I felt my cheeks warm, and I grabbed a pillow and threw it over my lap. After all these years, I was still sensitive about that scar.
“Okay, this is creepy. Are you some kind of stalker or something?”
He laughed and said, “Maybe. But your mother loves to talk about you, and I had eight months to listen.”
“Oh. I guess that explains it.”
“You know, you think I don’t know you, but I do,” he said. “I’ve known you for about a year now, actually. I probably know more about you than
you
know about you.”
“I wouldn’t go that far.”
“I would,” he said confidently.
“What’s your point?” I asked, growing frustrated.
“Hell, I don’t know,” he said, pushing off the chair and returning it to its place in front of my desk. “I just came by to apologize and tell you that you’re wrong. I do know you. The problem is,
you
don’t know
me
.”
“I don’t think that’s much of a problem at all,” I told him. “I think we’re both better off not knowing each other.”
“Oh, really?” he asked.
“Really!” I shot back.
“Fine!”
I watched him storm out of the room and slam the door behind him, and for a moment I was overcome with contrition. He’d come to apologize, and I hadn’t been very nice to him. But what good would it do for the two of us to get to know one another? We were about to be stepsiblings. We’d pass each other in the hallway on the way to our school or work, maybe see each other and dinner and holidays, and that would be it. There couldn’t be anything else.
I could just see the look on my mother’s face if I told her I had a crush on my stepbrother.

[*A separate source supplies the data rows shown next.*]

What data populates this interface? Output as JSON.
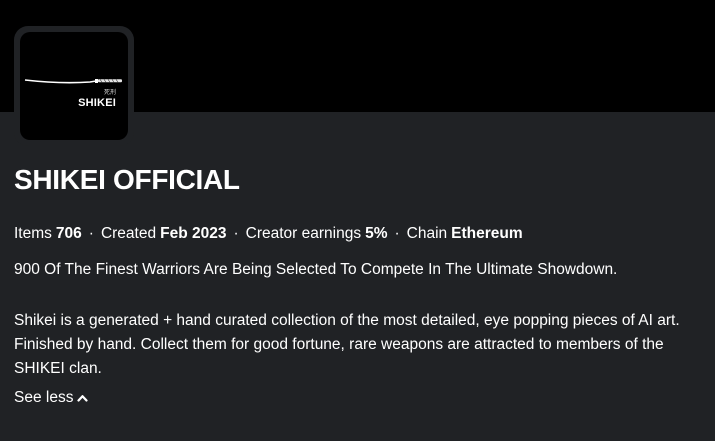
{
  "collection": {
    "avatar": {
      "kanji": "死刑",
      "name": "SHIKEI"
    },
    "title": "SHIKEI OFFICIAL",
    "stats": {
      "items_label": "Items",
      "items_value": "706",
      "created_label": "Created",
      "created_value": "Feb 2023",
      "earnings_label": "Creator earnings",
      "earnings_value": "5%",
      "chain_label": "Chain",
      "chain_value": "Ethereum",
      "separator": "·"
    },
    "tagline": "900 Of The Finest Warriors Are Being Selected To Compete In The Ultimate Showdown.",
    "description": "Shikei is a generated + hand curated collection of the most detailed, eye popping pieces of AI art. Finished by hand. Collect them for good fortune, rare weapons are attracted to members of the SHIKEI clan.",
    "see_less_label": "See less",
    "see_less_icon": "chevron-up-icon"
  },
  "colors": {
    "banner": "#000000",
    "background": "#202225",
    "text": "#ffffff"
  }
}
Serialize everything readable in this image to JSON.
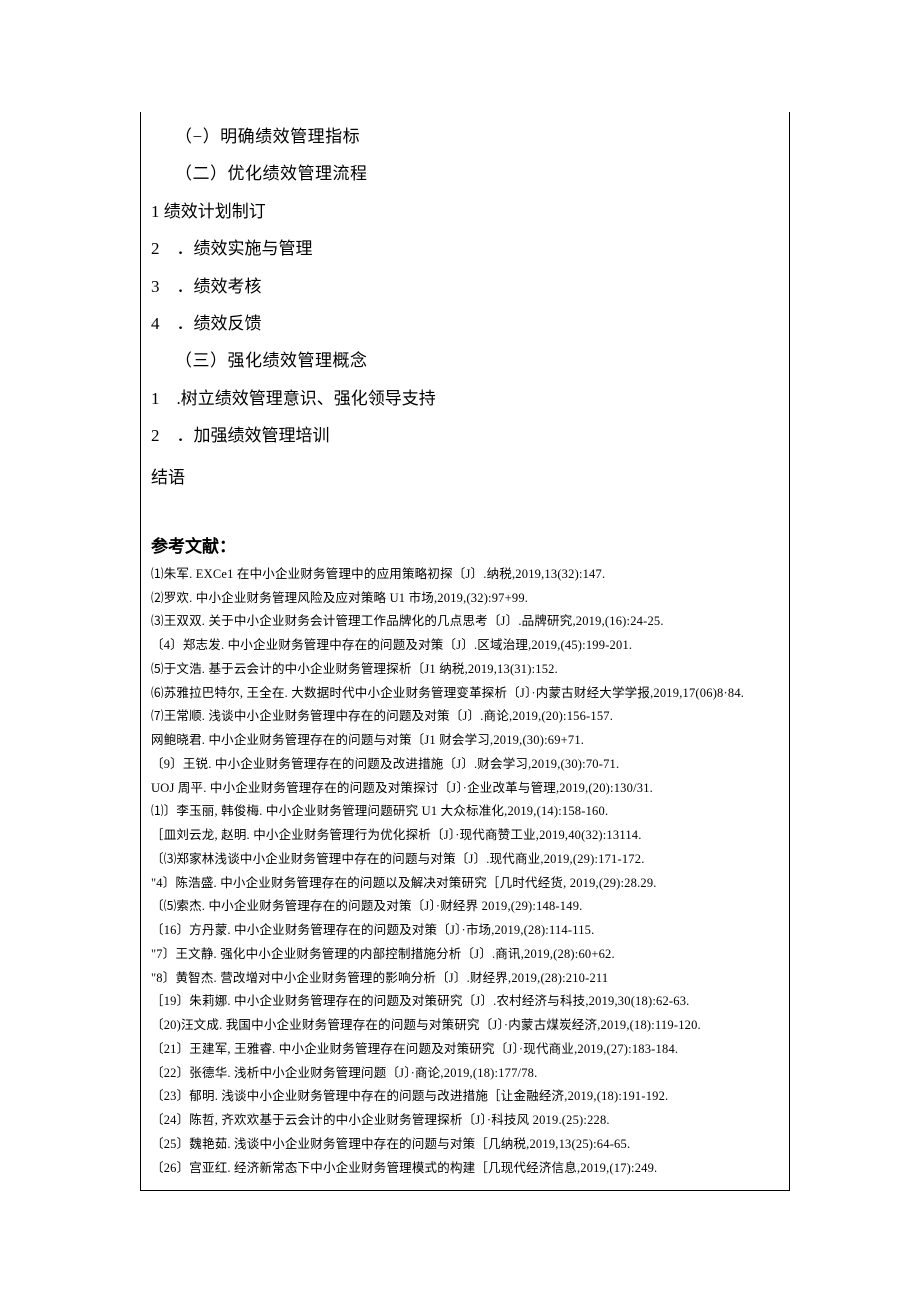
{
  "outline": {
    "s1": "（−）明确绩效管理指标",
    "s2": "（二）优化绩效管理流程",
    "s2_1": "1 绩效计划制订",
    "s2_2": "2　．绩效实施与管理",
    "s2_3": "3　．绩效考核",
    "s2_4": "4　．绩效反馈",
    "s3": "（三）强化绩效管理概念",
    "s3_1": "1　.树立绩效管理意识、强化领导支持",
    "s3_2": "2　．加强绩效管理培训",
    "conclusion": "结语"
  },
  "ref_heading": "参考文献：",
  "refs": {
    "r1": "⑴朱军. EXCe1 在中小企业财务管理中的应用策略初探〔J〕.纳税,2019,13(32):147.",
    "r2": "⑵罗欢. 中小企业财务管理风险及应对策略 U1 市场,2019,(32):97+99.",
    "r3": "⑶王双双. 关于中小企业财务会计管理工作品牌化的几点思考〔J〕.品牌研究,2019,(16):24-25.",
    "r4": "〔4〕郑志发. 中小企业财务管理中存在的问题及对策〔J〕.区域治理,2019,(45):199-201.",
    "r5": "⑸于文浩. 基于云会计的中小企业财务管理探析〔J1 纳税,2019,13(31):152.",
    "r6": "⑹苏雅拉巴特尔, 王全在. 大数据时代中小企业财务管理变革探析〔J〕·内蒙古财经大学学报,2019,17(06)8·84.",
    "r7": "⑺王常顺. 浅谈中小企业财务管理中存在的问题及对策〔J〕.商论,2019,(20):156-157.",
    "r8": "网鲍晓君. 中小企业财务管理存在的问题与对策〔J1 财会学习,2019,(30):69+71.",
    "r9": "〔9〕王锐. 中小企业财务管理存在的问题及改进措施〔J〕.财会学习,2019,(30):70-71.",
    "r10": "UOJ 周平. 中小企业财务管理存在的问题及对策探讨〔J〕·企业改革与管理,2019,(20):130/31.",
    "r11": "⑴〕李玉丽, 韩俊梅. 中小企业财务管理问题研究 U1 大众标准化,2019,(14):158-160.",
    "r12": "［皿刘云龙, 赵明. 中小企业财务管理行为优化探析〔J〕·现代商赞工业,2019,40(32):13114.",
    "r13": "〔⑶郑家林浅谈中小企业财务管理中存在的问题与对策〔J〕.现代商业,2019,(29):171-172.",
    "r14": "\"4〕陈浩盛. 中小企业财务管理存在的问题以及解决对策研究［几时代经货, 2019,(29):28.29.",
    "r15": "〔⑸索杰. 中小企业财务管理存在的问题及对策〔J〕·财经界 2019,(29):148-149.",
    "r16": "〔16〕方丹蒙. 中小企业财务管理存在的问题及对策〔J〕·市场,2019,(28):114-115.",
    "r17": "\"7〕王文静. 强化中小企业财务管理的内部控制措施分析〔J〕.商讯,2019,(28):60+62.",
    "r18": "\"8〕黄智杰. 营改增对中小企业财务管理的影响分析〔J〕.财经界,2019,(28):210-211",
    "r19": "［19〕朱莉娜. 中小企业财务管理存在的问题及对策研究〔J〕.农村经济与科技,2019,30(18):62-63.",
    "r20": "〔20)汪文成. 我国中小企业财务管理存在的问题与对策研究〔J〕·内蒙古煤炭经济,2019,(18):119-120.",
    "r21": "〔21〕王建军, 王雅睿. 中小企业财务管理存在问题及对策研究〔J〕·现代商业,2019,(27):183-184.",
    "r22": "〔22〕张德华. 浅析中小企业财务管理问题〔J〕·商论,2019,(18):177/78.",
    "r23": "〔23〕郁明. 浅谈中小企业财务管理中存在的问题与改进措施［让金融经济,2019,(18):191-192.",
    "r24": "〔24〕陈哲, 齐欢欢基于云会计的中小企业财务管理探析〔J〕·科技风 2019.(25):228.",
    "r25": "〔25〕魏艳茹. 浅谈中小企业财务管理中存在的问题与对策［几纳税,2019,13(25):64-65.",
    "r26": "〔26〕宫亚红. 经济新常态下中小企业财务管理模式的构建［几现代经济信息,2019,(17):249."
  }
}
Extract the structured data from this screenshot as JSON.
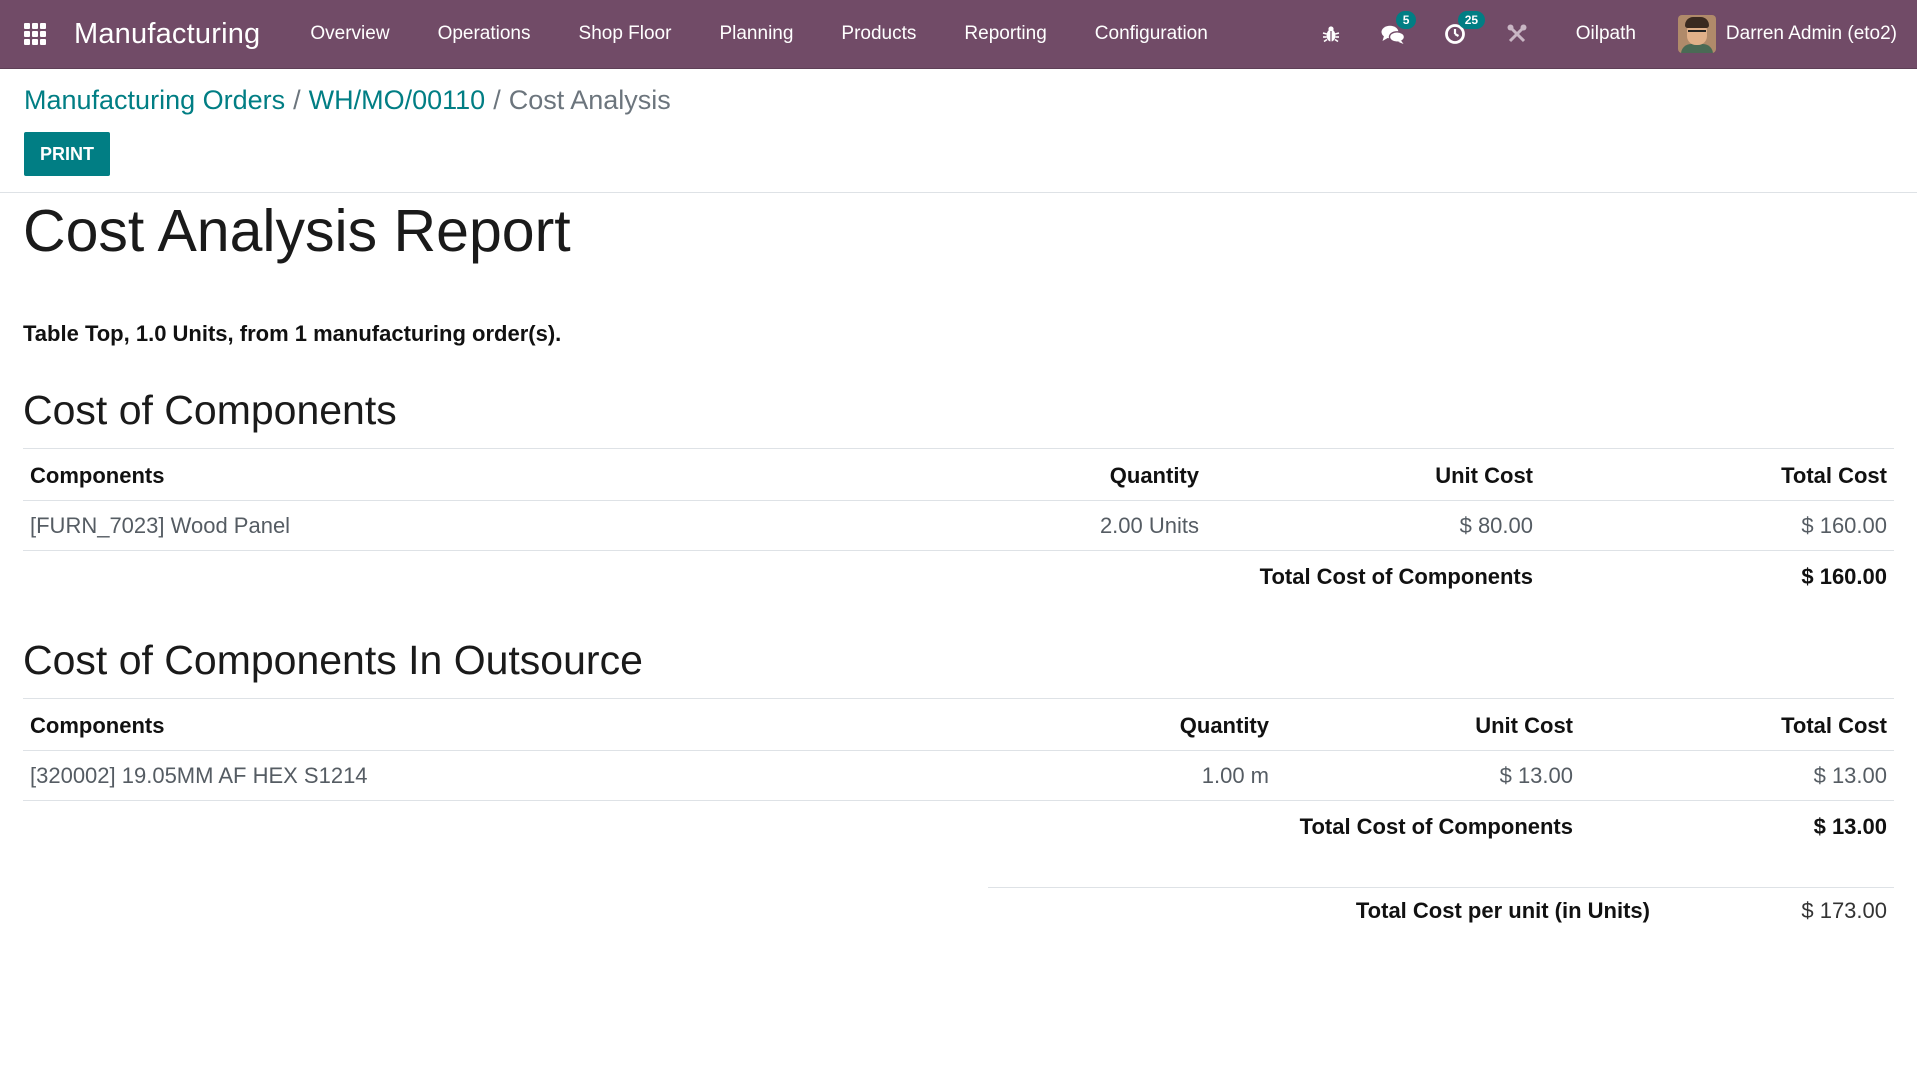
{
  "navbar": {
    "app_name": "Manufacturing",
    "menu": [
      "Overview",
      "Operations",
      "Shop Floor",
      "Planning",
      "Products",
      "Reporting",
      "Configuration"
    ],
    "messages_count": "5",
    "activities_count": "25",
    "company": "Oilpath",
    "user": "Darren Admin (eto2)",
    "icons": [
      "apps-grid-icon",
      "bug-icon",
      "chat-icon",
      "clock-icon",
      "tools-icon"
    ],
    "colors": {
      "navbar": "#714b67",
      "accent": "#017e84"
    }
  },
  "breadcrumb": {
    "items": [
      "Manufacturing Orders",
      "WH/MO/00110"
    ],
    "current": "Cost Analysis"
  },
  "actions": {
    "print_label": "PRINT"
  },
  "report": {
    "title": "Cost Analysis Report",
    "summary_product": "Table Top",
    "summary_rest": ", 1.0 Units, from 1 manufacturing order(s).",
    "sections": [
      {
        "title": "Cost of Components",
        "headers": [
          "Components",
          "Quantity",
          "Unit Cost",
          "Total Cost"
        ],
        "rows": [
          {
            "component": "[FURN_7023] Wood Panel",
            "quantity": "2.00 Units",
            "unit_cost": "$ 80.00",
            "total_cost": "$ 160.00"
          }
        ],
        "total_label": "Total Cost of Components",
        "total_value": "$ 160.00"
      },
      {
        "title": "Cost of Components In Outsource",
        "headers": [
          "Components",
          "Quantity",
          "Unit Cost",
          "Total Cost"
        ],
        "rows": [
          {
            "component": "[320002] 19.05MM AF HEX S1214",
            "quantity": "1.00 m",
            "unit_cost": "$ 13.00",
            "total_cost": "$ 13.00"
          }
        ],
        "total_label": "Total Cost of Components",
        "total_value": "$ 13.00"
      }
    ],
    "grand_total_label": "Total Cost per unit (in Units)",
    "grand_total_value": "$ 173.00"
  }
}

“Katherine, think of the family’s reputation
!” she would gasp, fanning herself as though she might faint.
“We’re royalty, for goodness sake!”
Yeah, I could see it now.
My door opened again, and Mom was standing there with her hand on her hips looking frustrated.
“What did you say to him?” she asked accusingly.
“Nothing,” I told her. “I just told him I didn’t think we should waste time getting to know each other. I mean, it’s not like we’ll be spending a lot of time together.”
“Kat, he’s going to be your stepbrother. You should at least try to be nice to him.”
“I have, Mom. I just don’t get along with him. I can’t help that,” I told her.
“Fair enough, but that doesn’t mean you have to treat him in a way that would send him storming out of the house as though you’d spit in his face.”
“He was that upset?” I asked her.
“He barely said goodbye. He looked like a wounded puppy.”
Damn.
“I’m sorry. I’ll apologize next time I see him,” I promised her.
“Please do. Luke is a very nice boy, and he’s tried very hard to fit in with this family. Never forget that he spent eight months in the hospital with you even though he didn’t have to.”
“I know, Mom.”
“What are you watching?” Mom asked.
“Some sappy love story,” I told her. “But now I think I’d rather watch a slasher flick.”
“Ooh, scoot over!” Mom said. “Is that pizza?”
Leave it to my mother to butt into a pity party she wasn’t invited to. I sighed heavily and scrolled through the horror movies, picking out the goriest one I could find. I needed something to take my mind off Luke.